MIT's new bug finder uncovers flaws in Web apps in 64 seconds

It found 23 new vulnerabilities in 50 popular Web applications written with Ruby on Rails

MIT's new debugging system found 23 previously undiagnosed security flaws. Credit: MIT News

MIT's new debugging system found 23 previously undiagnosed security flaws. Credit: MIT News

Finding bugs in Web applications is an ongoing challenge, but a new tool from MIT exploits some of the idiosyncrasies in the Ruby on Rails programming framework to quickly uncover new ones.

In tests on 50 popular Web applications written using Ruby on Rails, the system found 23 previously undiagnosed security flaws, and it took no more than 64 seconds to analyze any given program.

Ruby on Rails is distinguished from other frameworks because it defines even its most basic operations in libraries. MIT's researchers took advantage of that fact by rewriting those libraries so that the operations defined in them describe their own behavior in a logical language.

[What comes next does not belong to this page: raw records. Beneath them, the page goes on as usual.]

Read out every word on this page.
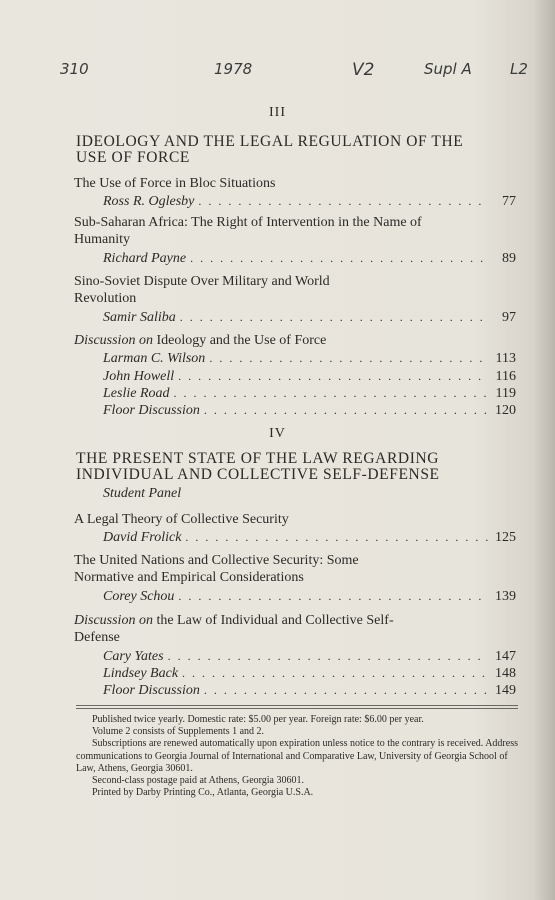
310	1978	V2	Supl A	L2
III
IDEOLOGY AND THE LEGAL REGULATION OF THE USE OF FORCE
The Use of Force in Bloc Situations
Ross R. Oglesby . . .	77
Sub-Saharan Africa: The Right of Intervention in the Name of Humanity
Richard Payne . . .	89
Sino-Soviet Dispute Over Military and World Revolution
Samir Saliba . . .	97
Discussion on Ideology and the Use of Force
Larman C. Wilson . . .	113
John Howell . . .	116
Leslie Road . . .	119
Floor Discussion . . .	120
IV
THE PRESENT STATE OF THE LAW REGARDING INDIVIDUAL AND COLLECTIVE SELF-DEFENSE
Student Panel
A Legal Theory of Collective Security
David Frolick . . .	125
The United Nations and Collective Security: Some Normative and Empirical Considerations
Corey Schou . . .	139
Discussion on the Law of Individual and Collective Self-Defense
Cary Yates . . .	147
Lindsey Back . . .	148
Floor Discussion . . .	149

Published twice yearly. Domestic rate: $5.00 per year. Foreign rate: $6.00 per year.

Volume 2 consists of Supplements 1 and 2.

Subscriptions are renewed automatically upon expiration unless notice to the contrary is received. Address communications to Georgia Journal of International and Comparative Law, University of Georgia School of Law, Athens, Georgia 30601.

Second-class postage paid at Athens, Georgia 30601.

Printed by Darby Printing Co., Atlanta, Georgia U.S.A.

That turns the Rails interpreter, which converts high-level Rails programs into machine-readable code, into a static-analysis tool that describes how data flows through the program. The result is that running a Rails program through the interpreter produces a formal, line-by-line description of how the program handles data.

Dubbed Space, the new debugger focuses on a program’s data-access procedures using a simple logical model that describes what operations a user can perform on what data and under what circumstances. From the descriptions generated by the hacked libraries, Space can automatically determine whether the program adheres to those models; if it doesn’t, there’s likely to be a security flaw.

The researchers will present their results next month at the International Conference on Software Engineering.